Ilustración: Raquel Marín

04 octubre 2024

Popota


Qué culpa tendrán los gatos negros de haber nacido así. Es como si tuvieran culpa de haber nacido gatitos, porque nacen así, chiquitos. Digo qué culpa tendrán de que a los humanos nos haya dado por responsabilizarlos de todo lo que nos sale mal después de que se nos crucen en el camino. Que se nos cruza un gato negro mientras caminamos y luego nos torcemos un tobillo, pues ya sabemos por qué; que se nos cruza mientras conducimos y luego nos estampamos en una esquina, pues nada que ver con habernos saltado un ceda el paso; que se nos cruza y cuando llegamos a casa se ha roto la nevera, pues…

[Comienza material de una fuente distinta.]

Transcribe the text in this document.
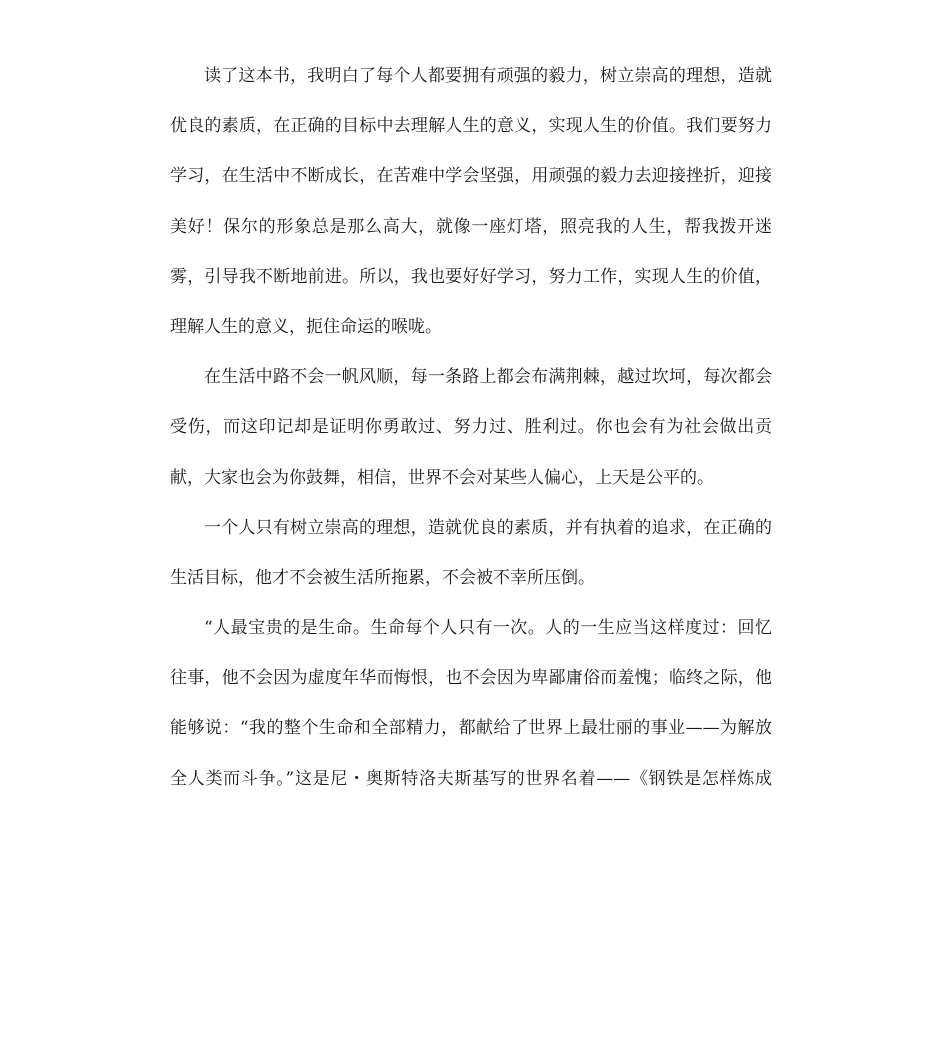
读了这本书，我明白了每个人都要拥有顽强的毅力，树立崇高的理想，造就
优良的素质，在正确的目标中去理解人生的意义，实现人生的价值。我们要努力
学习，在生活中不断成长，在苦难中学会坚强，用顽强的毅力去迎接挫折，迎接
美好！保尔的形象总是那么高大，就像一座灯塔，照亮我的人生，帮我拨开迷
雾，引导我不断地前进。所以，我也要好好学习，努力工作，实现人生的价值，
理解人生的意义，扼住命运的喉咙。
在生活中路不会一帆风顺，每一条路上都会布满荆棘，越过坎坷，每次都会
受伤，而这印记却是证明你勇敢过、努力过、胜利过。你也会有为社会做出贡
献，大家也会为你鼓舞，相信，世界不会对某些人偏心，上天是公平的。
一个人只有树立崇高的理想，造就优良的素质，并有执着的追求，在正确的
生活目标，他才不会被生活所拖累，不会被不幸所压倒。
“人最宝贵的是生命。生命每个人只有一次。人的一生应当这样度过：回忆
往事，他不会因为虚度年华而悔恨，也不会因为卑鄙庸俗而羞愧；临终之际，他
能够说：“我的整个生命和全部精力，都献给了世界上最壮丽的事业——为解放
全人类而斗争。”这是尼・奥斯特洛夫斯基写的世界名着——《钢铁是怎样炼成
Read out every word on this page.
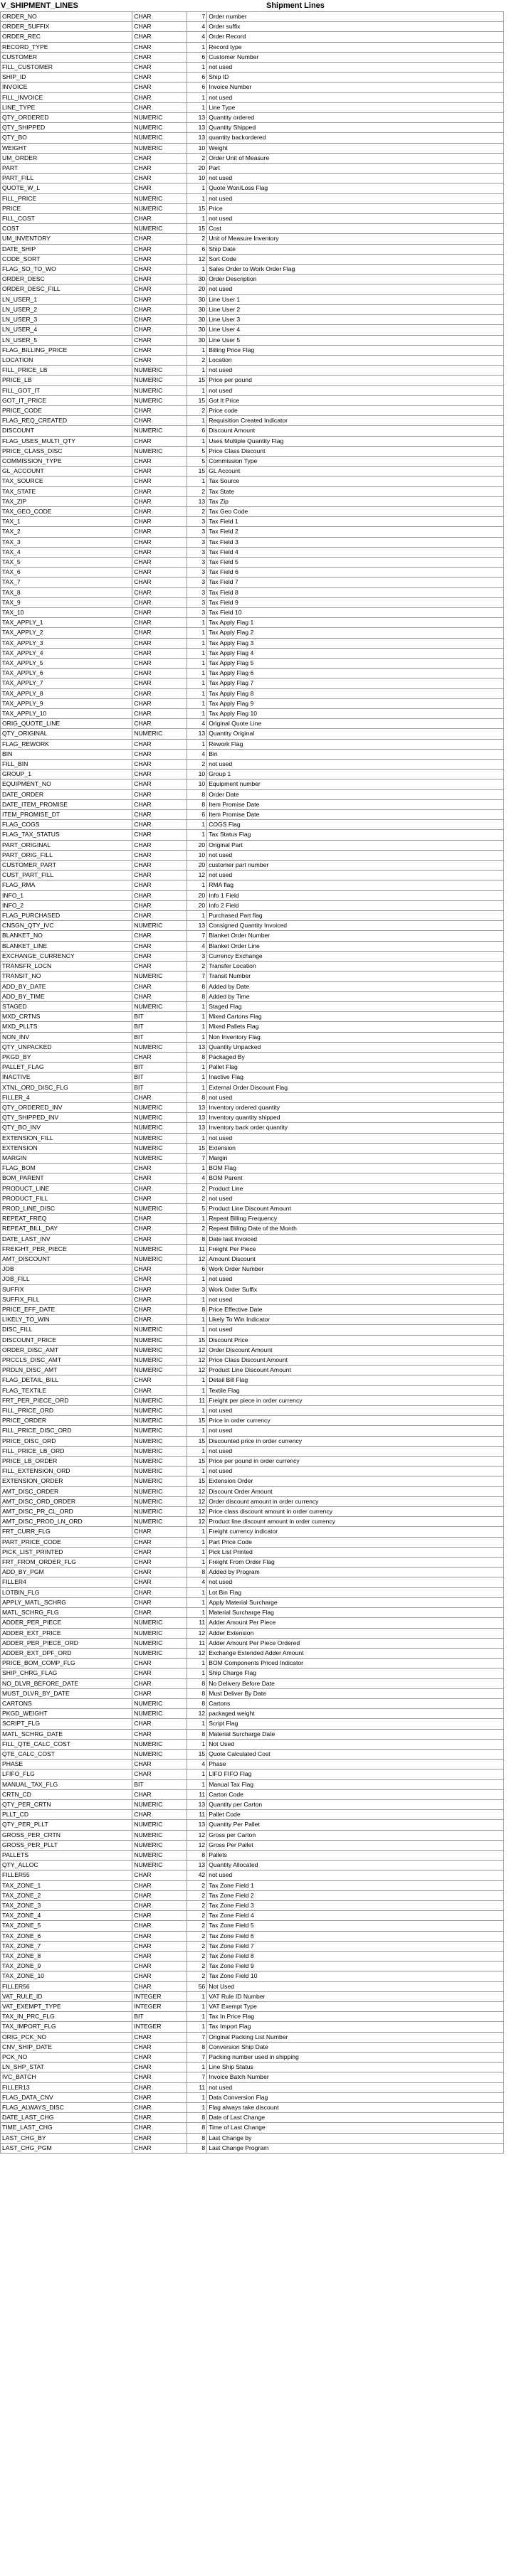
V_SHIPMENT_LINES	Shipment Lines
ORDER_NO	CHAR	7	Order number
ORDER_SUFFIX	CHAR	4	Order suffix
ORDER_REC	CHAR	4	Order Record
RECORD_TYPE	CHAR	1	Record type
CUSTOMER	CHAR	6	Customer Number
FILL_CUSTOMER	CHAR	1	not used
SHIP_ID	CHAR	6	Ship ID
INVOICE	CHAR	6	Invoice Number
FILL_INVOICE	CHAR	1	not used
LINE_TYPE	CHAR	1	Line Type
QTY_ORDERED	NUMERIC	13	Quantity ordered
QTY_SHIPPED	NUMERIC	13	Quantity Shipped
QTY_BO	NUMERIC	13	quantity backordered
WEIGHT	NUMERIC	10	Weight
UM_ORDER	CHAR	2	Order Unit of Measure
PART	CHAR	20	Part
PART_FILL	CHAR	10	not used
QUOTE_W_L	CHAR	1	Quote Won/Loss Flag
FILL_PRICE	NUMERIC	1	not used
PRICE	NUMERIC	15	Price
FILL_COST	CHAR	1	not used
COST	NUMERIC	15	Cost
UM_INVENTORY	CHAR	2	Unit of Measure Inventory
DATE_SHIP	CHAR	6	Ship Date
CODE_SORT	CHAR	12	Sort Code
FLAG_SO_TO_WO	CHAR	1	Sales Order to Work Order Flag
ORDER_DESC	CHAR	30	Order Description
ORDER_DESC_FILL	CHAR	20	not used
LN_USER_1	CHAR	30	Line User 1
LN_USER_2	CHAR	30	Line User 2
LN_USER_3	CHAR	30	Line User 3
LN_USER_4	CHAR	30	Line User 4
LN_USER_5	CHAR	30	Line User 5
FLAG_BILLING_PRICE	CHAR	1	Billing Price Flag
LOCATION	CHAR	2	Location
FILL_PRICE_LB	NUMERIC	1	not used
PRICE_LB	NUMERIC	15	Price per pound
FILL_GOT_IT	NUMERIC	1	not used
GOT_IT_PRICE	NUMERIC	15	Got It Price
PRICE_CODE	CHAR	2	Price code
FLAG_REQ_CREATED	CHAR	1	Requisition Created Indicator
DISCOUNT	NUMERIC	6	Discount Amount
FLAG_USES_MULTI_QTY	CHAR	1	Uses Multiple Quantity Flag
PRICE_CLASS_DISC	NUMERIC	5	Price Class Discount
COMMISSION_TYPE	CHAR	5	Commission Type
GL_ACCOUNT	CHAR	15	GL Account
TAX_SOURCE	CHAR	1	Tax Source
TAX_STATE	CHAR	2	Tax State
TAX_ZIP	CHAR	13	Tax Zip
TAX_GEO_CODE	CHAR	2	Tax Geo Code
TAX_1	CHAR	3	Tax Field 1
TAX_2	CHAR	3	Tax Field 2
TAX_3	CHAR	3	Tax Field 3
TAX_4	CHAR	3	Tax Field 4
TAX_5	CHAR	3	Tax Field 5
TAX_6	CHAR	3	Tax Field 6
TAX_7	CHAR	3	Tax Field 7
TAX_8	CHAR	3	Tax Field 8
TAX_9	CHAR	3	Tax Field 9
TAX_10	CHAR	3	Tax Field 10
TAX_APPLY_1	CHAR	1	Tax Apply Flag 1
TAX_APPLY_2	CHAR	1	Tax Apply Flag 2
TAX_APPLY_3	CHAR	1	Tax Apply Flag 3
TAX_APPLY_4	CHAR	1	Tax Apply Flag 4
TAX_APPLY_5	CHAR	1	Tax Apply Flag 5
TAX_APPLY_6	CHAR	1	Tax Apply Flag 6
TAX_APPLY_7	CHAR	1	Tax Apply Flag 7
TAX_APPLY_8	CHAR	1	Tax Apply Flag 8
TAX_APPLY_9	CHAR	1	Tax Apply Flag 9
TAX_APPLY_10	CHAR	1	Tax Apply Flag 10
ORIG_QUOTE_LINE	CHAR	4	Original Quote Line
QTY_ORIGINAL	NUMERIC	13	Quantity Original
FLAG_REWORK	CHAR	1	Rework Flag
BIN	CHAR	4	Bin
FILL_BIN	CHAR	2	not used
GROUP_1	CHAR	10	Group 1
EQUIPMENT_NO	CHAR	10	Equipment number
DATE_ORDER	CHAR	8	Order Date
DATE_ITEM_PROMISE	CHAR	8	Item Promise Date
ITEM_PROMISE_DT	CHAR	6	Item Promise Date
FLAG_COGS	CHAR	1	COGS Flag
FLAG_TAX_STATUS	CHAR	1	Tax Status Flag
PART_ORIGINAL	CHAR	20	Original Part
PART_ORIG_FILL	CHAR	10	not used
CUSTOMER_PART	CHAR	20	customer part number
CUST_PART_FILL	CHAR	12	not used
FLAG_RMA	CHAR	1	RMA flag
INFO_1	CHAR	20	Info 1 Field
INFO_2	CHAR	20	Info 2 Field
FLAG_PURCHASED	CHAR	1	Purchased Part flag
CNSGN_QTY_IVC	NUMERIC	13	Consigned Quantity Invoiced
BLANKET_NO	CHAR	7	Blanket Order Number
BLANKET_LINE	CHAR	4	Blanket Order Line
EXCHANGE_CURRENCY	CHAR	3	Currency Exchange
TRANSFR_LOCN	CHAR	2	Transfer Location
TRANSIT_NO	NUMERIC	7	Transit Number
ADD_BY_DATE	CHAR	8	Added by Date
ADD_BY_TIME	CHAR	8	Added by Time
STAGED	NUMERIC	1	Staged Flag
MXD_CRTNS	BIT	1	Mixed Cartons Flag
MXD_PLLTS	BIT	1	Mixed Pallets Flag
NON_INV	BIT	1	Non Inventory Flag
QTY_UNPACKED	NUMERIC	13	Quantity Unpacked
PKGD_BY	CHAR	8	Packaged By
PALLET_FLAG	BIT	1	Pallet Flag
INACTIVE	BIT	1	Inactive Flag
XTNL_ORD_DISC_FLG	BIT	1	External Order Discount Flag
FILLER_4	CHAR	8	not used
QTY_ORDERED_INV	NUMERIC	13	Inventory ordered quantity
QTY_SHIPPED_INV	NUMERIC	13	Inventory quantity shipped
QTY_BO_INV	NUMERIC	13	Inventory back order quantity
EXTENSION_FILL	NUMERIC	1	not used
EXTENSION	NUMERIC	15	Extension
MARGIN	NUMERIC	7	Margin
FLAG_BOM	CHAR	1	BOM Flag
BOM_PARENT	CHAR	4	BOM Parent
PRODUCT_LINE	CHAR	2	Product Line
PRODUCT_FILL	CHAR	2	not used
PROD_LINE_DISC	NUMERIC	5	Product Line Discount Amount
REPEAT_FREQ	CHAR	1	Repeat Billing Frequency
REPEAT_BILL_DAY	CHAR	2	Repeat Billing Date of the Month
DATE_LAST_INV	CHAR	8	Date last invoiced
FREIGHT_PER_PIECE	NUMERIC	11	Freight Per Piece
AMT_DISCOUNT	NUMERIC	12	Amount Discount
JOB	CHAR	6	Work Order Number
JOB_FILL	CHAR	1	not used
SUFFIX	CHAR	3	Work Order Suffix
SUFFIX_FILL	CHAR	1	not used
PRICE_EFF_DATE	CHAR	8	Price Effective Date
LIKELY_TO_WIN	CHAR	1	Likely To Win Indicator
DISC_FILL	NUMERIC	1	not used
DISCOUNT_PRICE	NUMERIC	15	Discount Price
ORDER_DISC_AMT	NUMERIC	12	Order Discount Amount
PRCCLS_DISC_AMT	NUMERIC	12	Price Class Discount Amount
PRDLN_DISC_AMT	NUMERIC	12	Product Line Discount Amount
FLAG_DETAIL_BILL	CHAR	1	Detail Bill Flag
FLAG_TEXTILE	CHAR	1	Textile Flag
FRT_PER_PIECE_ORD	NUMERIC	11	Freight per piece in order currency
FILL_PRICE_ORD	NUMERIC	1	not used
PRICE_ORDER	NUMERIC	15	Price in order currency
FILL_PRICE_DISC_ORD	NUMERIC	1	not used
PRICE_DISC_ORD	NUMERIC	15	Discounted price in order currency
FILL_PRICE_LB_ORD	NUMERIC	1	not used
PRICE_LB_ORDER	NUMERIC	15	Price per pound in order currency
FILL_EXTENSION_ORD	NUMERIC	1	not used
EXTENSION_ORDER	NUMERIC	15	Extension Order
AMT_DISC_ORDER	NUMERIC	12	Discount Order Amount
AMT_DISC_ORD_ORDER	NUMERIC	12	Order discount amount in order currency
AMT_DISC_PR_CL_ORD	NUMERIC	12	Price class discount amount in order currency
AMT_DISC_PROD_LN_ORD	NUMERIC	12	Product line discount amount in order currency
FRT_CURR_FLG	CHAR	1	Freight currency indicator
PART_PRICE_CODE	CHAR	1	Part Price Code
PICK_LIST_PRINTED	CHAR	1	Pick List Printed
FRT_FROM_ORDER_FLG	CHAR	1	Freight From Order Flag
ADD_BY_PGM	CHAR	8	Added by Program
FILLER4	CHAR	4	not used
LOTBIN_FLG	CHAR	1	Lot Bin Flag
APPLY_MATL_SCHRG	CHAR	1	Apply Material Surcharge
MATL_SCHRG_FLG	CHAR	1	Material Surcharge Flag
ADDER_PER_PIECE	NUMERIC	11	Adder Amount Per Piece
ADDER_EXT_PRICE	NUMERIC	12	Adder Extension
ADDER_PER_PIECE_ORD	NUMERIC	11	Adder Amount Per Piece Ordered
ADDER_EXT_DPF_ORD	NUMERIC	12	Exchange Extended Adder Amount
PRICE_BOM_COMP_FLG	CHAR	1	BOM Components Priced Indicator
SHIP_CHRG_FLAG	CHAR	1	Ship Charge Flag
NO_DLVR_BEFORE_DATE	CHAR	8	No Delivery Before Date
MUST_DLVR_BY_DATE	CHAR	8	Must Deliver By Date
CARTONS	NUMERIC	8	Cartons
PKGD_WEIGHT	NUMERIC	12	packaged weight
SCRIPT_FLG	CHAR	1	Script Flag
MATL_SCHRG_DATE	CHAR	8	Material Surcharge Date
FILL_QTE_CALC_COST	NUMERIC	1	Not Used
QTE_CALC_COST	NUMERIC	15	Quote Calculated Cost
PHASE	CHAR	4	Phase
LFIFO_FLG	CHAR	1	LIFO FIFO Flag
MANUAL_TAX_FLG	BIT	1	Manual Tax Flag
CRTN_CD	CHAR	11	Carton Code
QTY_PER_CRTN	NUMERIC	13	Quantity per Carton
PLLT_CD	CHAR	11	Pallet Code
QTY_PER_PLLT	NUMERIC	13	Quantity Per Pallet
GROSS_PER_CRTN	NUMERIC	12	Gross per Carton
GROSS_PER_PLLT	NUMERIC	12	Gross Per Pallet
PALLETS	NUMERIC	8	Pallets
QTY_ALLOC	NUMERIC	13	Quantity Allocated
FILLER55	CHAR	42	not used
TAX_ZONE_1	CHAR	2	Tax Zone Field 1
TAX_ZONE_2	CHAR	2	Tax Zone Field 2
TAX_ZONE_3	CHAR	2	Tax Zone Field 3
TAX_ZONE_4	CHAR	2	Tax Zone Field 4
TAX_ZONE_5	CHAR	2	Tax Zone Field 5
TAX_ZONE_6	CHAR	2	Tax Zone Field 6
TAX_ZONE_7	CHAR	2	Tax Zone Field 7
TAX_ZONE_8	CHAR	2	Tax Zone Field 8
TAX_ZONE_9	CHAR	2	Tax Zone Field 9
TAX_ZONE_10	CHAR	2	Tax Zone Field 10
FILLER56	CHAR	56	Not Used
VAT_RULE_ID	INTEGER	1	VAT Rule ID Number
VAT_EXEMPT_TYPE	INTEGER	1	VAT Exempt Type
TAX_IN_PRC_FLG	BIT	1	Tax In Price Flag
TAX_IMPORT_FLG	INTEGER	1	Tax Import Flag
ORIG_PCK_NO	CHAR	7	Original Packing List Number
CNV_SHIP_DATE	CHAR	8	Conversion Ship Date
PCK_NO	CHAR	7	Packing number used in shipping
LN_SHP_STAT	CHAR	1	Line Ship Status
IVC_BATCH	CHAR	7	Invoice Batch Number
FILLER13	CHAR	11	not used
FLAG_DATA_CNV	CHAR	1	Data Conversion Flag
FLAG_ALWAYS_DISC	CHAR	1	Flag always take discount
DATE_LAST_CHG	CHAR	8	Date of Last Change
TIME_LAST_CHG	CHAR	8	Time of Last Change
LAST_CHG_BY	CHAR	8	Last Change by
LAST_CHG_PGM	CHAR	8	Last Change Program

            En fin, que yo no creo en esas cosas, que me parecen tonterías de brujas y cuentos de hadas. Por eso nunca me preocupó encontrarme con el pobre gatito negro que llevaba atado uno de los asiduos de las Ramblas. Como si fuera un perro, el pobre, que debía de pasar una vergüenza, porque si de algo reniegan los gatos es de que los comparen con los perros, ellos, tan distinguidos, tan listos, donde vamos a comparar… Pues eso, el pobre gatito iba con el hombre a todas partes. Pobrecito, se le veía resignado, como aceptando la fatalidad de su cautiverio al aire libre.

            Y qué guapo era, y listo, sabía que me fijaba en él y cuando nos encontrábamos, me miraba de frente, como si me quisiera decir algo, que lo rescatara, pensaba yo, pero tampoco lo sabía seguro. A veces, parecía que pretendía intimidarme, que otra más supersticiosa que yo habría corrido a hacerse un rezado, pero yo no, que ya les dije que no creo en esas cosas.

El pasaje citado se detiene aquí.